Question: | Patient | |||||
---|---|---|---|---|---|---|
1 | 2 | 3 | 4 | 5 | ||
1 |
Are there previous conclusive reports on this reaction? Yes: +1; No: 0; Don’t know: 0 |
0 | 0 | +1 | 0 | +1 |
2 |
Did the adverse event appear after the suspected drug was administered? Yes: +2; No: −1; Don’t know: 0 |
+2 | +2 | +2 | +2 | +2 |
3 |
Did the adverse reaction improve when the drug was discontinued, or a specific antagonist was administered? Yes: +1; No: 0; Don’t know: 0 |
+1 | +2 | +1 | +1 | +1 |
4 |
Did the adverse event reappear when the drug was re‐administered? Yes: +2; No: −1; Don’t know: 0 |
0 | 0 | 0 | 0 | −1 |
5 |
Are there alternative causes that could on their own have caused the reaction? Yes: −1; No: +2; Don’t know: 0 |
+2 | +2 | +2 | +2 | +2 |
6 |
Did the reaction reappear when a placebo was given? Yes: −1; No: +1; Don’t know: 0 |
0 | 0 | 0 | 0 | 0 |
7 |
Was the drug detected in blood (or other fluids) in concentrations known to be toxic? Yes: +1; No: 0; Don’t know: 0 |
0 | 0 | 0 | 0 | 0 |
8 |
Was the reaction more severe when the dose was increased or less severe when the dose was decreased? Yes: +1; No: 0; Don’t know: 0 |
0 | 0 | 0 | 0 | 0 |
9 |
Did the patient have a similar reaction to the same or similar drugs in any previous exposure? Yes: +1; No: 0; Don’t know: 0 |
0 | 0 | 0 | 0 | 0 |
10 |
Was the adverse event confirmed by any objective evidence? Yes: +1; No: 0; Don’t know: 0 |
+1 | +1 | +1 | +1 | +1 |
Total score | 6 | 7 | 7 | 6 | 6 |
A number of cutaneous conditions following COVID‐19 immunization have been reported, most of which were mild and self‐limiting such as local injection‐site reactions, and urticarial and morbilliform eruptions. In addition, some rare reactions have been observed including chilblains, cosmetic filler reactions, flares of herpes zoster or simplex, pityriasis rosea‐like reactions, EM and SS. 2 , 3 Our observations confirm the possible association of COVID‐19 vaccination with both EM and SS. In addition, this case series expands on the spectrum of possible vaccine ARs to include PRP and PLEVA.

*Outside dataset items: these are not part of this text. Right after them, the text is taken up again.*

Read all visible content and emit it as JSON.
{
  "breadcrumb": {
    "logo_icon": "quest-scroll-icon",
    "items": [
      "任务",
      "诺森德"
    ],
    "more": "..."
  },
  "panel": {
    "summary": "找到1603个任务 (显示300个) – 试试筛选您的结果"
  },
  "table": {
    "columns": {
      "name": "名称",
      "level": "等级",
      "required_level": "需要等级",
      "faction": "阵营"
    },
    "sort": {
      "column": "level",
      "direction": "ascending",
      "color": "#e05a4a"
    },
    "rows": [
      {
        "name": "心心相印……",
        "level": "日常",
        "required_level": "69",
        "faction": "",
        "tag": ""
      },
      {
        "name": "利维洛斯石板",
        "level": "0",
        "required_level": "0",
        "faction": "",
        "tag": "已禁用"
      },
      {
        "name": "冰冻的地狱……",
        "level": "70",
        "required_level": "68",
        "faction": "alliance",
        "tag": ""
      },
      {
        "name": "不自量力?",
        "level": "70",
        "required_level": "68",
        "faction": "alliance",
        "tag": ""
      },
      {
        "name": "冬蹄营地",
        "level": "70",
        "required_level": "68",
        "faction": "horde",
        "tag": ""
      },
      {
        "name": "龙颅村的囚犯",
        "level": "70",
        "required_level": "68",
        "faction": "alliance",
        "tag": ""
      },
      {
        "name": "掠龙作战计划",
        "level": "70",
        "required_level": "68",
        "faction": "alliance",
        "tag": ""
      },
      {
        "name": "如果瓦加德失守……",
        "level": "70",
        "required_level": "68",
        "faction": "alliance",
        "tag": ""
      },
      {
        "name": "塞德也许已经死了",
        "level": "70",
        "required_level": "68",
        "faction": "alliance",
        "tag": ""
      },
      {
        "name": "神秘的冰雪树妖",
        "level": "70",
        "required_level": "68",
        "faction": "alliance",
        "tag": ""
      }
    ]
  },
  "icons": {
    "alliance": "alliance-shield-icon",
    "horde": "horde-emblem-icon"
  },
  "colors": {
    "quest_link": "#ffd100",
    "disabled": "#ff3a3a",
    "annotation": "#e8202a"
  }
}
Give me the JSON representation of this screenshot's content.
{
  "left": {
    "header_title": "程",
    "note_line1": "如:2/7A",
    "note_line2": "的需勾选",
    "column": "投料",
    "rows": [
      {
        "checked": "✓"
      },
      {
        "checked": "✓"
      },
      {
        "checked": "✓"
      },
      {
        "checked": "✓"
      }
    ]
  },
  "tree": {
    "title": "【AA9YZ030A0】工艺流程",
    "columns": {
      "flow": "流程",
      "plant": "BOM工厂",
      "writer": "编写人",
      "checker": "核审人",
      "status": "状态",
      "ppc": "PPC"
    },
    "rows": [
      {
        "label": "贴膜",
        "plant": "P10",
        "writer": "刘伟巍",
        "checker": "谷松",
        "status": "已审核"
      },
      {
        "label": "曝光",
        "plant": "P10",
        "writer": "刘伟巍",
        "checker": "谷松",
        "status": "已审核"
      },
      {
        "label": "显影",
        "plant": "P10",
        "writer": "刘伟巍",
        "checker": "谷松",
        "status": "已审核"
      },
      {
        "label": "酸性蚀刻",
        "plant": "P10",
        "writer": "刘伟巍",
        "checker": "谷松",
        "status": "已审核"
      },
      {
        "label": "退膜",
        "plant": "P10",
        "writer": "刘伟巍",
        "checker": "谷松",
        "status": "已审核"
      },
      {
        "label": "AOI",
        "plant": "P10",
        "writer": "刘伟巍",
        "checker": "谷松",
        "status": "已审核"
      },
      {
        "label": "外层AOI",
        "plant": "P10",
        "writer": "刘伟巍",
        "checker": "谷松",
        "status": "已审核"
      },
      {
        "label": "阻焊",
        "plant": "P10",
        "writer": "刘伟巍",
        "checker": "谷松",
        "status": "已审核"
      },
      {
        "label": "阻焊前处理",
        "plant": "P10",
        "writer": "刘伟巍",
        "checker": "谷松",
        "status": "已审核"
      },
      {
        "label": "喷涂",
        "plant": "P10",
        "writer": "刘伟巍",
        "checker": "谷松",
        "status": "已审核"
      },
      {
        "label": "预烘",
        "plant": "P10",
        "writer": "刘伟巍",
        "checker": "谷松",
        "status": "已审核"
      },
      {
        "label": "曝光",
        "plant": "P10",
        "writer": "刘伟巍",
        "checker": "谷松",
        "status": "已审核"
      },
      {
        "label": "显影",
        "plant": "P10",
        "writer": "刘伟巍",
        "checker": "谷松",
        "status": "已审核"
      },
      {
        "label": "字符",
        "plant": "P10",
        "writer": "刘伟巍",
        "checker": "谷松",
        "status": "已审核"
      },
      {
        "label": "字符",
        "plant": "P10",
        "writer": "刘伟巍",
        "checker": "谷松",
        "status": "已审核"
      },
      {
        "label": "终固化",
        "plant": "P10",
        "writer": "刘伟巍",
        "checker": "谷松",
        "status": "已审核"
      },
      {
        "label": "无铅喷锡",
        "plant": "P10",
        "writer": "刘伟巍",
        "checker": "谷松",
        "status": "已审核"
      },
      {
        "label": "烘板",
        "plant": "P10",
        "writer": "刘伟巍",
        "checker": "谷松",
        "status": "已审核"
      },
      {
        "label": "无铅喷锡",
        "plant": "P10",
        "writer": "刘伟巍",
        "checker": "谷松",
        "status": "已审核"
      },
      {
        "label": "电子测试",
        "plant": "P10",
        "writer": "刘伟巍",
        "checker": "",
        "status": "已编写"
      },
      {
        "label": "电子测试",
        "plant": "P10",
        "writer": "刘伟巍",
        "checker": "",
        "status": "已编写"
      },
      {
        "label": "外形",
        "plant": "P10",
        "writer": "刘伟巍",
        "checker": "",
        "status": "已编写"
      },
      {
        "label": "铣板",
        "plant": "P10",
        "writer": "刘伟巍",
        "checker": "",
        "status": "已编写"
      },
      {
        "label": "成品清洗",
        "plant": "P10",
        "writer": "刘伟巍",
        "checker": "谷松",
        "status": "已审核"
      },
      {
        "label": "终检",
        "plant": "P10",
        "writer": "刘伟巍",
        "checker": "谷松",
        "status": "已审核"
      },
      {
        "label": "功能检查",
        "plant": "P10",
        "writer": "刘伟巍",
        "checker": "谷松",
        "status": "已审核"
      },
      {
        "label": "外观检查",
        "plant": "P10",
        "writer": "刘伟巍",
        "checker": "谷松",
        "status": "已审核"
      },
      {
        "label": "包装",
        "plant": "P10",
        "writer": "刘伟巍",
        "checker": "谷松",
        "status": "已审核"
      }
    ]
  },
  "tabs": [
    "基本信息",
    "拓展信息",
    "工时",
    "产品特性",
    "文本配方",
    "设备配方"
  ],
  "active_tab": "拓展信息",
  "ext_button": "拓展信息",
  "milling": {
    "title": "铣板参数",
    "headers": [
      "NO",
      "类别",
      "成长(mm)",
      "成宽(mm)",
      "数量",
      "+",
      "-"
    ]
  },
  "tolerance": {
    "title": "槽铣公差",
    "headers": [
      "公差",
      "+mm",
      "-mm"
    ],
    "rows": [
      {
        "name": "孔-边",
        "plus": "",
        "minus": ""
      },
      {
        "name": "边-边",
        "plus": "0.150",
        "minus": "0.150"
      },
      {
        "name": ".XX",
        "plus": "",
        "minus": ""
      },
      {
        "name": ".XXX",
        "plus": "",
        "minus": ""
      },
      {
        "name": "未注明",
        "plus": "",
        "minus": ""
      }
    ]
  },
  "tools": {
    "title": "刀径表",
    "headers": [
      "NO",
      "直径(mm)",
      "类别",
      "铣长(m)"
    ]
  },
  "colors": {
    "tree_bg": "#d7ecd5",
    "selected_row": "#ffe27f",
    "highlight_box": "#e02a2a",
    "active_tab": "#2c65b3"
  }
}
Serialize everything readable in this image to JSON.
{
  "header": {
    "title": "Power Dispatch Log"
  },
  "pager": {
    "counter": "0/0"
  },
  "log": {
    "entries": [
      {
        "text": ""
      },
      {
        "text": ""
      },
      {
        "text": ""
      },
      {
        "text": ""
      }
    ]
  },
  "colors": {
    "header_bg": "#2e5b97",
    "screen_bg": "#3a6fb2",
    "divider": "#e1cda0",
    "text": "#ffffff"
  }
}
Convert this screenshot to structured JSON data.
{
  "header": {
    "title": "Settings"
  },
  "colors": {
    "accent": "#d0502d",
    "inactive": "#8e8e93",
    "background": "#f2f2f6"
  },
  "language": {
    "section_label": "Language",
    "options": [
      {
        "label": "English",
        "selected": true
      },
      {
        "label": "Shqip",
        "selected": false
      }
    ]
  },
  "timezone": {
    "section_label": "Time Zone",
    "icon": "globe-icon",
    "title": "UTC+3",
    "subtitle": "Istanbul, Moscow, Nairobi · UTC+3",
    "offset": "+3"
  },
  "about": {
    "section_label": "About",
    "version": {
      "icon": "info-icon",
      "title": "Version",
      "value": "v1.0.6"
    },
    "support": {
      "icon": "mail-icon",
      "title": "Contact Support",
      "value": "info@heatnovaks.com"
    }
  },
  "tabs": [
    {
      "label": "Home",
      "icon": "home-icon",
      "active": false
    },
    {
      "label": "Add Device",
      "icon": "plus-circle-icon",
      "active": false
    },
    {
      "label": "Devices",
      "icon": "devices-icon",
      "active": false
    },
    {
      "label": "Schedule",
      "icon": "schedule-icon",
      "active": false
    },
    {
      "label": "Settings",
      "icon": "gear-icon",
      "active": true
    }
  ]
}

There is a debate about the capacity of COVID‐19 vaccines to trigger immune‐mediated conditions, either with exacerbation of pre‐existing or new onset of immune‐mediated disorders. These events may result from upregulated inflammatory immunological pathways or crossreactivity between viral or adjuvant molecules and self‐antigens. Other vaccines have been associated with immune‐mediated cutaneous ARs, including EM, cutaneous lupus, Gianotti–Crosti syndrome, lichenoid eruption and granuloma annulare, 4 and also a few cases of SS, PRP and PLEVA. 5
The causal relationship between mRNA vaccines and cutaneous immunological reactions is still under debate, and we cannot exclude that the events we have reported were purely coincidental. Systemic surveillance and accurate reporting are essential to estimate associations and better qualify the potentially at‐risk population, defining effective management strategies.
Conflict of interest: the authors declare that they have no conflicts of interest.
AS and EP contributed equally to this work and should be considered joint first authors.